Class SamFileHeaderMerger


  • public class SamFileHeaderMerger
    extends Object
    Merges SAMFileHeaders that have the same sequences into a single merged header object while providing read group translation for cases where read groups clash across input headers.
    • Constructor Detail

      • SamFileHeaderMerger

        public SamFileHeaderMerger​(SAMFileHeader.SortOrder sortOrder,
                                   Collection<SAMFileHeader> headers,
                                   boolean mergeDictionaries)
        Create SAMFileHeader with additional information.. This is the preferred constructor.
        Parameters:
        sortOrder - sort order new header should have
        headers - sam file headers to combine
        mergeDictionaries - If true, merge sequence dictionaries in new header.

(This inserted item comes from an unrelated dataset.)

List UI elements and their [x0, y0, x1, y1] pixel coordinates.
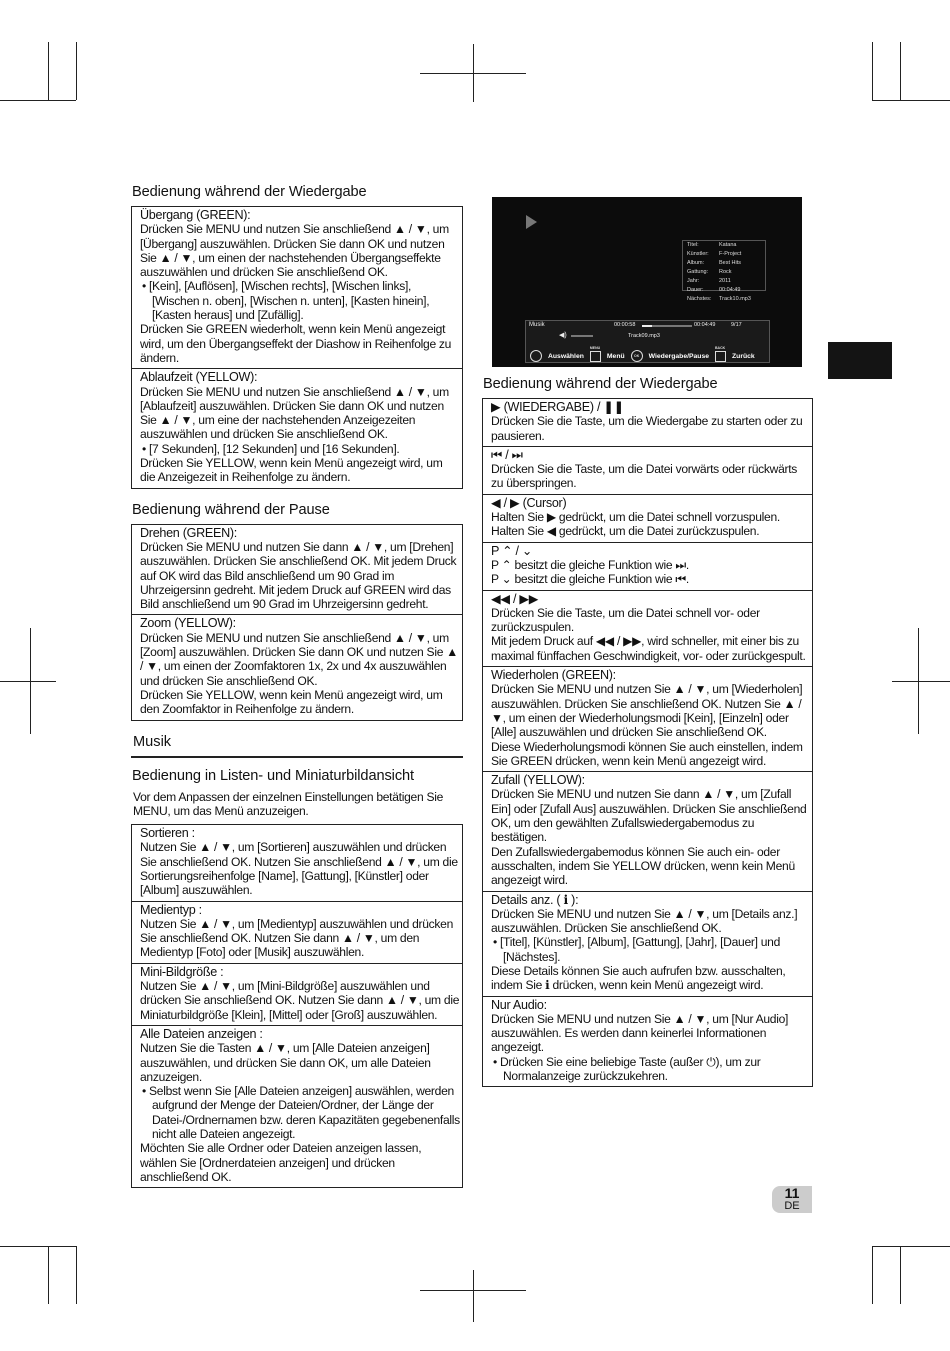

If false, require that all input sequence dictionaries be identical.
    • Method Detail

      • positiveFourDigitBase36Str

        public static String positiveFourDigitBase36Str​(int leftOver)
        Convert an integer to base36, protected solely for testing
        Parameters:
        leftOver - Both the initial value and the running quotient
        Returns:
        A four digit string composed of base 36 symbols
      • getReadGroupId

        public String getReadGroupId​(SAMFileHeader header,
                                     String originalReadGroupId)
        Returns the read group id that should be used for the input read and RG id.
      • getProgramGroupId

        @Deprecated
        public String getProgramGroupId​(SamReader reader,
                                        String originalProgramGroupId)
        Parameters:
        reader - one of the input files
        originalProgramGroupId - a program group ID from the above input file
        Returns:
        new ID from the merged list of program groups in the output file
      • getProgramGroupId

        public String getProgramGroupId​(SAMFileHeader header,
                                        String originalProgramGroupId)
        Parameters:
        header - one of the input headers
        originalProgramGroupId - a program group ID from the above input file
        Returns:
        new ID from the merged list of program groups in the output file
      • hasReadGroupCollisions

        public boolean hasReadGroupCollisions()
        Returns true if there are read group duplicates within the merged headers.
      • hasProgramGroupCollisions

        public boolean hasProgramGroupCollisions()
        Returns true if there are program group duplicates within the merged headers.
      • hasMergedSequenceDictionary

        public boolean hasMergedSequenceDictionary()
        Returns:
        if we've merged the sequence dictionaries, return true
      • getMergedHeader

        public SAMFileHeader getMergedHeader()
        Returns the merged header that should be written to any output merged file.
      • getHeaders

        public Collection<SAMFileHeader> getHeaders()
        Returns the collection of readers that this header merger is working with.
      • getMergedSequenceIndex

        @Deprecated
        public Integer getMergedSequenceIndex​(SamReader reader,
                                              Integer oldReferenceSequenceIndex)
        returns the new mapping for a specified reader, given it's old sequence index
        Parameters:
        reader - the reader
        oldReferenceSequenceIndex - the old sequence (also called reference) index
        Returns:
        the new index value
      • getMergedSequenceIndex

        public Integer getMergedSequenceIndex​(SAMFileHeader header,
                                              Integer oldReferenceSequenceIndex)
        Another mechanism for getting the new sequence index, for situations in which the reader is not available. Note that if the SAMRecord has already had its header replaced with the merged header, this won't work.
        Parameters:
        header - The original header for the input record in question.
        oldReferenceSequenceIndex - The original sequence index.
        Returns:
        the new index value that is compatible with the merged sequence index.